Janet Emerson Bashen (1957- )

1928 – 2015

March 19, 2016 
/ Contributed By: AckermanLauren
Janet Emerson Bashen, 2010

Janet Emerson Bashen is the founder and CEO of the Bashen Corporation, a private consulting group that investigates Equal Employment Opportunity complaints under Title VII of the 1964 Civil Rights Act. She is the first African American woman in the United States to hold a software patent.

Born Janet Emerson in Mansfield, Ohio, on February 12, 1957, Bashen grew up in a working-class family. Early in her childhood, her family moved to Huntsville, Alabama, where her father worked as a garbage collector, and her mother was the city’s first Black woman emergency room nurse.
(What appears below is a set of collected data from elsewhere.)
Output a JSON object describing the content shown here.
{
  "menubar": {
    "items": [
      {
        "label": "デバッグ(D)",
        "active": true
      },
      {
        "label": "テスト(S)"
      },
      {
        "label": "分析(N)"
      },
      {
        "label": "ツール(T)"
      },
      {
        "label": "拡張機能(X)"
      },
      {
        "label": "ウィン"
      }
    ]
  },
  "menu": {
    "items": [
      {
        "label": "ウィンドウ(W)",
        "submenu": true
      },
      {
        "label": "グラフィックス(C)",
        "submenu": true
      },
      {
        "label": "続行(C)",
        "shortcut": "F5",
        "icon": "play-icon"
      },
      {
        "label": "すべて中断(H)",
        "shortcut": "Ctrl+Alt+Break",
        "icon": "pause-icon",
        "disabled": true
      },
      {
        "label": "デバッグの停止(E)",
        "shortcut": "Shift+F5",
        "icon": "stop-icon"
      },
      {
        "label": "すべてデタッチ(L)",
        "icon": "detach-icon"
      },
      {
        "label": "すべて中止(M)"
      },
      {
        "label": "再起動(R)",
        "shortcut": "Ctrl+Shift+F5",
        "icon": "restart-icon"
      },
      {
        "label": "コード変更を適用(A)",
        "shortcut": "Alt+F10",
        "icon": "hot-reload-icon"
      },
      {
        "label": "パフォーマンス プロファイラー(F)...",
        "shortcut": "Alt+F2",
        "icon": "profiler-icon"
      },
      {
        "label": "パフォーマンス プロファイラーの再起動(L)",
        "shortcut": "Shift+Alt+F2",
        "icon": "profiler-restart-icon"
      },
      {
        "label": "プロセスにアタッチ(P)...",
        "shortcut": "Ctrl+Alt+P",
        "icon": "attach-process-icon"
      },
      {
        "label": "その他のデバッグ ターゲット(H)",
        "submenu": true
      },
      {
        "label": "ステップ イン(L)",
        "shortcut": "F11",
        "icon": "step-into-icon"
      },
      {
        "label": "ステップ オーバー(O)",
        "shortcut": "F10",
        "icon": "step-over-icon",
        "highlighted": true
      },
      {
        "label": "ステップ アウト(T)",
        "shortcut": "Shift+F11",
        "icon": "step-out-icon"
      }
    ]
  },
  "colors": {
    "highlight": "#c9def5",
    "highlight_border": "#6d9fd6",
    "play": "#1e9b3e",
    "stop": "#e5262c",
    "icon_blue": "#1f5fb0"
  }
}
Bashen attended Alabama A&M until she married and relocated to Houston, Texas. She finished her degree in legal studies and government at the University of Houston and then continued her education at Rice University’s Jesse H. Jones Graduate School of Administration. She also attended Harvard University’s “Women and Power: Leadership in a New World.”

Working in the insurance industry after graduation, Bashen called for the creation of third-party teams to investigate Equal Employment Opportunity claims as they arose in her company’s workplace. She argued that third-party investigators would be less subject to influence from either side in complaints. Her CEO did not listen, but with encouragement from officials at the National Urban League, Bashen, in 1994, borrowed $5,000 from her mother to start her own EEO complaints management business from her dining room table.

The new Bashen Corporation specialized in investigating complaints made to the Equal Employment Opportunity Commission under Title VII of the Civil Rights Act of 1964. Companies brought in the Bashen Corporation as a third-party fact-finder if employees complained of discrimination on the basis of race, color, religion, sex, or national origin. The Bashen Corporation then worked with the company’s human resource departments to remedy the situation through education, mediation, or policy changes, which often avoided lengthy and costly discrimination trials. Within the first five years of the company’s history, Bashen herself oversaw EEO investigations at Flagstar Corporation, Compaq Computers, Goodyear Tires, and General Motors.

As her company grew, Bashen faced a new problem: storing and retrieving information related to Equal Employment Opportunity cases. In 2001, she worked with her cousin, Donny Moore, a computer scientist from Tufts University, to develop software that could securely store information about her cases.  She also used the Internet to make public information about the cases available to employers and employees at multiple worksites.

Bashen filed a patent for LinkLine in 2001, and when that patent was approved in 2006, she became the first African American woman in the U.S. to hold a software patent. The Bashen corporation has since developed several other software programs to facilitate corporate adherence to Title VII, including AAPLink Affirmative Action Software, which helps institutions manage their affirmative action cases; 1-800Intake, which serves as a hotline for discrimination reporting for smaller companies; and EEOFedSoft which facilitates EEO complaints and manages case files within government agencies.

Janet Bashen and her business have received multiple awards, including the 2003 Pinnacle Award from the Houston Chamber of Commerce, the 2004 Crystal Award from the National Association of Negro Women in Business, and recognition from Massachusetts Institute of Technology (MIT) for LinkLine at the World Festival of Black Arts and Culture in Dakar, Senegal in 2010. In 2014, Bashen was elected to the Women’s Leadership Board at Harvard’s Kennedy School. She is also a member of the Black Inventor’s Hall of Fame.